Statistical Analysis
Continuous variables are expressed as the mean and standard deviation or median [the interquartile range (IQR)]. Categorical variables are expressed as absolute frequencies or relative percentages. We made comparisons by one-way ANOVA for continuous variables, and the significance of differences among groups was calculated with the Bonferroni correction. Categorical variables were compared with Fisher’s exact test. For the correlation between WATCH-DM score and continuous or ordinal values, Spearman's rank correlation coefficient was calculated. A Cox proportional hazard model for all-cause death was constructed including factors that showed significant differences (p < 0.05) among the 3 risk groups, although factors that were included by or highly related to the WATCH-DM score were not included. Event-free survival analysis was performed using the Kaplan‒Meier method with the log-rank test for group comparisons.

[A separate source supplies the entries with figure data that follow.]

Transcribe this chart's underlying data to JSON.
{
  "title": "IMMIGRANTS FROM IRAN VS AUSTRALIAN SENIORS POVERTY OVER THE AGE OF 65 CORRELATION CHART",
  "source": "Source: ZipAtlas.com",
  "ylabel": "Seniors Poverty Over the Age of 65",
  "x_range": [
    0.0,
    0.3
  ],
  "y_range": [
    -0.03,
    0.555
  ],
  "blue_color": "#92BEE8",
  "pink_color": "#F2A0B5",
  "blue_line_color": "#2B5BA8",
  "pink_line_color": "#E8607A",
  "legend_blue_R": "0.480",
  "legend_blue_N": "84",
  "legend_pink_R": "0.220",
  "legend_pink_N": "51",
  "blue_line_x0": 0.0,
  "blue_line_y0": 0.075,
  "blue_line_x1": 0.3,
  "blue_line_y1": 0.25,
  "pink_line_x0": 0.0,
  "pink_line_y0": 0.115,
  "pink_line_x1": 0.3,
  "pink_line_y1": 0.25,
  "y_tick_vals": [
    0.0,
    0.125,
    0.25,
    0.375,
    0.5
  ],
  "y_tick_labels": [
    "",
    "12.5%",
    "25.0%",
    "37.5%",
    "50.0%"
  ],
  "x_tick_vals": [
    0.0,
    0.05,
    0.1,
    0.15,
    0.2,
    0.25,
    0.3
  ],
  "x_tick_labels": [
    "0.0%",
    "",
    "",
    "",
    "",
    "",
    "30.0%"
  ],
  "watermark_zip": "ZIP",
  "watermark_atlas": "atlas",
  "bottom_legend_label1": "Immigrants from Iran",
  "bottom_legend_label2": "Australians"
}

We constructed time-dependent receiver operating characteristic (ROC) curves of the risk scores for all-cause death at 1 year after hospitalization using the “time ROC” package (ver 0.4) for R. We compared the difference between the estimated area under the curves (AUC) of both risk scores for each time point, and the variance of the difference using the independent and identically distributed (iid) representation of the AUC estimators was used to obtain the p value of the comparison test. All statistical analyses were performed using R (version 4.1.1) or R with a graphical user interface EZR (Saitama Medical Centre, Jichi Medical University, Japan).